Ce projet avait été évoqué dès le mois d’août. Pour la Ligue, il s’inscrit dans le cadre du lancement d’une filiale chargée de la promotion du championnat espagnol de football sur le marché américain : celui-ci lui apparaît d’autant plus prometteur que la communauté hispanique, passionnée de football, y est importante. Un accord en ce sens a été conclu avec l’entreprise Relevent, prévoyant la délocalisation de matchs outre-Atlantique lors des quinze prochaines années.
Contestation chez les joueurs et les supporteurs
Mais, pour que ce projet voie réellement le jour, encore faut-il qu’il y ait deux équipes prêtes à s’affronter sur ce terrain « extérieur ». Ce qui est loin d’être acquis. En l’état, le projet suscite de vives critiques chez les joueurs. Il est également dénoncé par les supporteurs.

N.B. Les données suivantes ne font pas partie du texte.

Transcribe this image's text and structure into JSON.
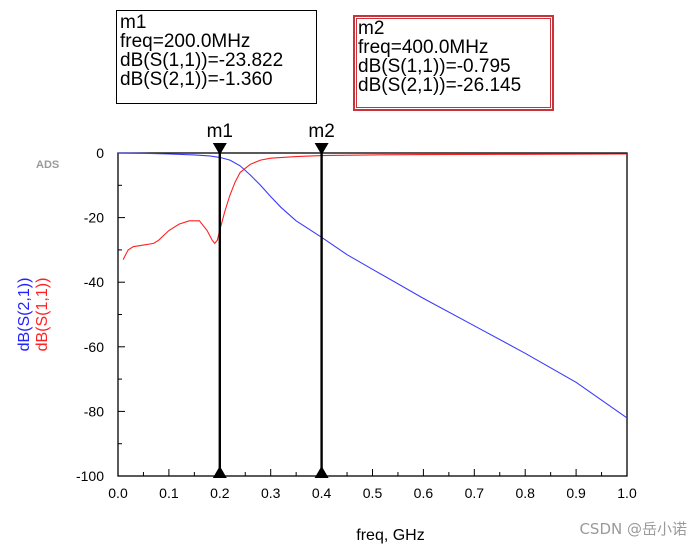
{
  "chart_data": {
    "type": "line",
    "app_label": "ADS",
    "xlabel": "freq, GHz",
    "ylabels": [
      {
        "text": "dB(S(2,1))",
        "color": "#2222ff"
      },
      {
        "text": "dB(S(1,1))",
        "color": "#ff2222"
      }
    ],
    "xlim": [
      0.0,
      1.0
    ],
    "ylim": [
      -100,
      0
    ],
    "xticks": [
      "0.0",
      "0.1",
      "0.2",
      "0.3",
      "0.4",
      "0.5",
      "0.6",
      "0.7",
      "0.8",
      "0.9",
      "1.0"
    ],
    "yticks": [
      "0",
      "-20",
      "-40",
      "-60",
      "-80",
      "-100"
    ],
    "series": [
      {
        "name": "dB(S(2,1))",
        "color": "#3a3aff",
        "x": [
          0.0,
          0.05,
          0.1,
          0.15,
          0.18,
          0.2,
          0.22,
          0.24,
          0.26,
          0.28,
          0.3,
          0.32,
          0.35,
          0.4,
          0.45,
          0.5,
          0.6,
          0.7,
          0.8,
          0.9,
          1.0
        ],
        "y": [
          0.0,
          -0.1,
          -0.3,
          -0.6,
          -0.9,
          -1.36,
          -2.2,
          -4.0,
          -6.8,
          -10.0,
          -13.5,
          -16.8,
          -21.0,
          -26.1,
          -31.5,
          -36.0,
          -45.0,
          -53.5,
          -62.0,
          -71.0,
          -82.0
        ]
      },
      {
        "name": "dB(S(1,1))",
        "color": "#ff2020",
        "x": [
          0.01,
          0.015,
          0.02,
          0.03,
          0.05,
          0.07,
          0.08,
          0.1,
          0.12,
          0.14,
          0.16,
          0.175,
          0.185,
          0.19,
          0.195,
          0.2,
          0.205,
          0.21,
          0.22,
          0.23,
          0.24,
          0.26,
          0.28,
          0.3,
          0.35,
          0.4,
          0.5,
          0.6,
          0.8,
          1.0
        ],
        "y": [
          -33.0,
          -31.5,
          -30.0,
          -29.0,
          -28.5,
          -28.0,
          -27.0,
          -24.0,
          -22.0,
          -21.0,
          -21.0,
          -24.0,
          -27.0,
          -28.0,
          -27.0,
          -23.8,
          -21.0,
          -18.0,
          -13.0,
          -9.0,
          -6.0,
          -3.5,
          -2.2,
          -1.6,
          -1.1,
          -0.8,
          -0.6,
          -0.5,
          -0.4,
          -0.3
        ]
      }
    ],
    "markers": [
      {
        "name": "m1",
        "x": 0.2
      },
      {
        "name": "m2",
        "x": 0.4
      }
    ]
  },
  "marker_boxes": {
    "m1": {
      "title": "m1",
      "freq": "freq=200.0MHz",
      "s11": "dB(S(1,1))=-23.822",
      "s21": "dB(S(2,1))=-1.360"
    },
    "m2": {
      "title": "m2",
      "freq": "freq=400.0MHz",
      "s11": "dB(S(1,1))=-0.795",
      "s21": "dB(S(2,1))=-26.145"
    }
  },
  "watermark": "CSDN @岳小诺"
}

Le syndicat des joueurs du championnat d’Espagne a ainsi rappelé, lundi, que « ce seraient les joueurs qui prendraient la décision finale en ce qui concerne la tenue du match aux Etats-Unis ». Fin août, ce syndicat avait menacé la ligue d’une grève si elle ne revenait pas sur son projet de délocalisation.
Le président de la Liga, Javier Tebas, a expliqué, vendredi 7 septembre, que ce sont les nouveaux propriétaires du Gérone FC qui ont encouragé le club à saisir cette occasion pour « se développer et grandir ».
Pour essayer de calmer le jeu, la Ligue évoque un système de compensation qui sera mis en place pour les supporteurs abonnés qui ne pourront assister à ce derby catalan.
Dans sa stratégie de conquête de nouveaux publics, et de génération de revenus supplémentaires, la Liga avait déjà programmé fin décembre 2017 à un horaire précoce et inhabituel, 13 heures, le clasico Real Madrid-FC Barcelone. L’objectif était, avec le décalage horaire, de le faire bénéficier d’une exposition maximale en Asie, autre terre de conquête face au tout-puissant championnat d’Angleterre.